Unaware of his mental interruption, Allegra was still holding forth about the discussions that apparently constituted work in the world of glossy magazines.  ‘In the past, the fantasy was of some knight slaying dragons and hacking his way through thickets to earn our love, but nowadays the fighting and the slaying isn’t enough.
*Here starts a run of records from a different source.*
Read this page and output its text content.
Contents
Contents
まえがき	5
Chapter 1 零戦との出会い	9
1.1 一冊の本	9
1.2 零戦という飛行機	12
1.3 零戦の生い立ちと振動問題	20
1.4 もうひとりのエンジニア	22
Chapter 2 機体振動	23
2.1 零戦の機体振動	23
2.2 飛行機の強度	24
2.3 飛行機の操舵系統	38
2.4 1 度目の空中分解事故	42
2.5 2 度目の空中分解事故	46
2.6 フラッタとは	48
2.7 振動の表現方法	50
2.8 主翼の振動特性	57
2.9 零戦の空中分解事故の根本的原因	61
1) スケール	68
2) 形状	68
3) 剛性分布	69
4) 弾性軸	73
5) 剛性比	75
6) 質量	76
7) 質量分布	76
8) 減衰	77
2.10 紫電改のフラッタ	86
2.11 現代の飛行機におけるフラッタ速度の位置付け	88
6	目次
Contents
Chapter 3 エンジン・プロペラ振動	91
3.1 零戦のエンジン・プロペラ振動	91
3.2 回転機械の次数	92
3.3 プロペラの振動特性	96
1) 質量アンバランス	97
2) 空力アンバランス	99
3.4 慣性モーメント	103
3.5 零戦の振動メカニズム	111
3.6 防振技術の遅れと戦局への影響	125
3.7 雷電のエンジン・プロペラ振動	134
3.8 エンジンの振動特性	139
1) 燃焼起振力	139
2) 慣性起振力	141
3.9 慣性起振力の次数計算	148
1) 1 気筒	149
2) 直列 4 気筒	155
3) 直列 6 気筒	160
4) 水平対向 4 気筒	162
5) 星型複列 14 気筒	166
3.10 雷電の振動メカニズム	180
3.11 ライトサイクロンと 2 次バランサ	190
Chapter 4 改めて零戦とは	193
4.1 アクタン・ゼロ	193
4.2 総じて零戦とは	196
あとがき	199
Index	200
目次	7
We also want our knight to be able to talk about his feelings.’

Max screwed up his face.  Feelings.  He might have known that word would come up sooner or later.

‘Maybe it’s harder for men nowadays to be what we want,’ Allegra said.

‘You can say that again,’ said Max, thinking of Emma. 

‘Anyway, we had a long discussion about what women really want,’ she went on, ignoring him.  ‘And we came to the conclusion that actually we want everything.  We want a  man who can fix a washing machine and plan the perfect date.  Who’ll fight his way through a thicket if required but who can also dress well and talk intelligently at the theatre.  Who can plan the perfect romantic date and sort out your tax and dance and communicate …’

Max had been listening with growing incredulity.  ‘Good luck finding a bloke who can do all that!’

‘Exactly!’ Allegra leant forward eagerly.  ‘That was what we all said.  There isn’t anyone like that out there.  But what if we could make a man like that?  What if we could create a boyfriend who was everything women wanted?’

‘How on earth would you go about that?’ asked Max, not sure whether to laugh or groan in disbelief.

‘By teaching him what to do,’ said Allegra.  ‘That’s the feature: can you take an ordinary bloke and transform him into the perfect man?’

There was a silence.  Max’s sense of foreboding was screaming a warning now.

‘Please tell me this isn’t the point where you say: and this is where you come in,’ he said in a hollow voice.

‘And this is where you come in, Max,’ said Allegra.